Vaccine platform for infection or autoimmune diseases using an ETEC fimbrial scaffold

Abstract

The expression of enterotoxigenic Escherichia coli (ETEC) fimbriae (colonization factor antigen I (CFA/I) or K99) on the surface of a Salmonella vaccine vector confers protection against ETEC challenge. Application of such fimbriae as a treatment for the proinflammatory disease, experimental autoimmune encephalomyelitis (EAE), or as a molecular scaffold for heterologous antigen expression by cloning enterohemorrhagic E. coli (EHEC) LPS peptide mimetics into the K99 fimbriae to produce a dual vaccine for ETEC/EHEC was investigated. The expression of CFA/I fimbriae by a Salmonella vaccine vector stimulates a biphasic T helper (Th) cell response and suppresses proinflammatory responses suggesting that CFA/I fimbriae may be protective against proinflammatory diseases. To test this hypothesis, SJL/J mice were vaccinated with Salmonella-CFA/I vaccine 1 or 4 wks prior to induction of EAE induced with encephalitogenic proteolipid protein (PLP) peptide, PLP₁₃₉-₁₅₁. Mice receiving Salmonella-CFA/I vaccine recovered completely from the mild acute clinical disease and showed only mild inflammatory infiltrates in the spinal cord.
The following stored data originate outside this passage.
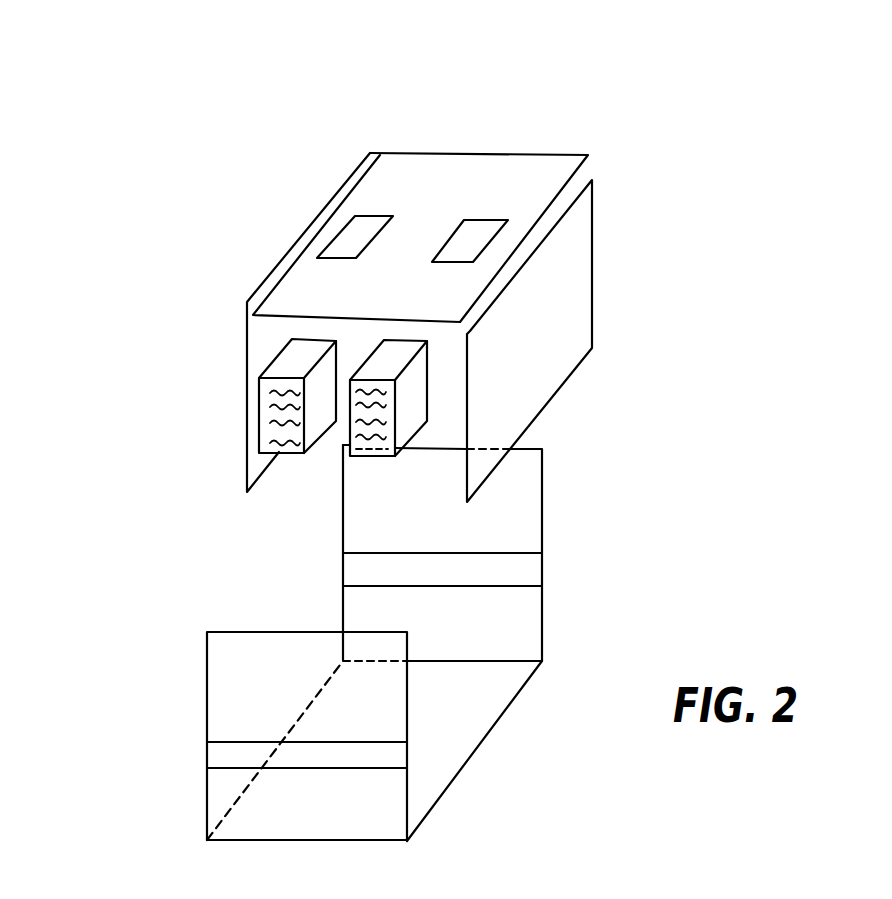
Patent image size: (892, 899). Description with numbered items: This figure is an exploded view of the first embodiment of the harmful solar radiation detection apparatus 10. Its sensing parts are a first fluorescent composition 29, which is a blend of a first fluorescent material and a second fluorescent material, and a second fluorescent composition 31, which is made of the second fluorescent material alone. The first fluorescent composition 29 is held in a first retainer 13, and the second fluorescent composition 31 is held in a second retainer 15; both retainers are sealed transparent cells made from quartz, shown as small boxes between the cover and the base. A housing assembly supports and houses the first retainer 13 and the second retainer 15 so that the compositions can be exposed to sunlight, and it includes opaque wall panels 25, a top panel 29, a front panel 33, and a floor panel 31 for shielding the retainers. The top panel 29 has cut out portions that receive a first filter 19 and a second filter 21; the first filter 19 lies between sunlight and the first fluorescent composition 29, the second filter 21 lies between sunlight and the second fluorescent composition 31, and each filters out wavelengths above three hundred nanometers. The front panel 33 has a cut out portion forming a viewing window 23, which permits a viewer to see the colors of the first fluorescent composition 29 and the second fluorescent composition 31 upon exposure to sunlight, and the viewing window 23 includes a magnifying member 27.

The electrical connector assembly 10 is at (616, 118).
The first retainer 13 is at (277, 354).
The second retainer 15 is at (408, 362).
The first filter 19 is at (345, 243).
The second filter 21 is at (467, 245).
The viewing window 23 is at (412, 748).
The opaque wall panels 25 is at (268, 267).
The magnifying member 27 is at (217, 758).
The first fluorescent composition 29 is at (418, 177).
The second fluorescent composition 31 is at (383, 430).
The front panel 33 is at (393, 678).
This protective effect was accompanied by a loss of encephalitogenic IFN-gamma secreting Th1 cells and replaced with increases in IL-4-, IL-10-, and IL-13- producing Th2 cells. These data suggest that Salmonella-CFA/I is an anti-inflammatory vaccine capable of suppressing proinflammatory cells to protect against EAE via immune deviation. To obtain an effective nasal vaccine for ETEC, the fanC gene of ETEC K99 major structural gene was cloned onto the reovirus adhesin, protein sigma1, which has been shown as an M cell targeting molecule. Although FanC/protein sigma1 fusion protein was successfully expressed, this vaccine failed to elicit immune responses against native FanC protein, presumably because of improper protein folding. Using K99 fimbriae as a molecular scaffold, a LPS peptide mimetic for EHEC was cloned into the fanH gene of K99 fimbriae minor structural gene to enable multiple antigenic peptide expression, resulting in an ETEC/EHEC dual vaccine. Insertion of peptide mimetic into fanH gene had no adverse effect on the formation of polymerized K99 fimbriae. However, various oral immunization regimens failed to induce the protective secretory IgA responses against the LPS mimetic peptide, although serum IgG antibodies were induced.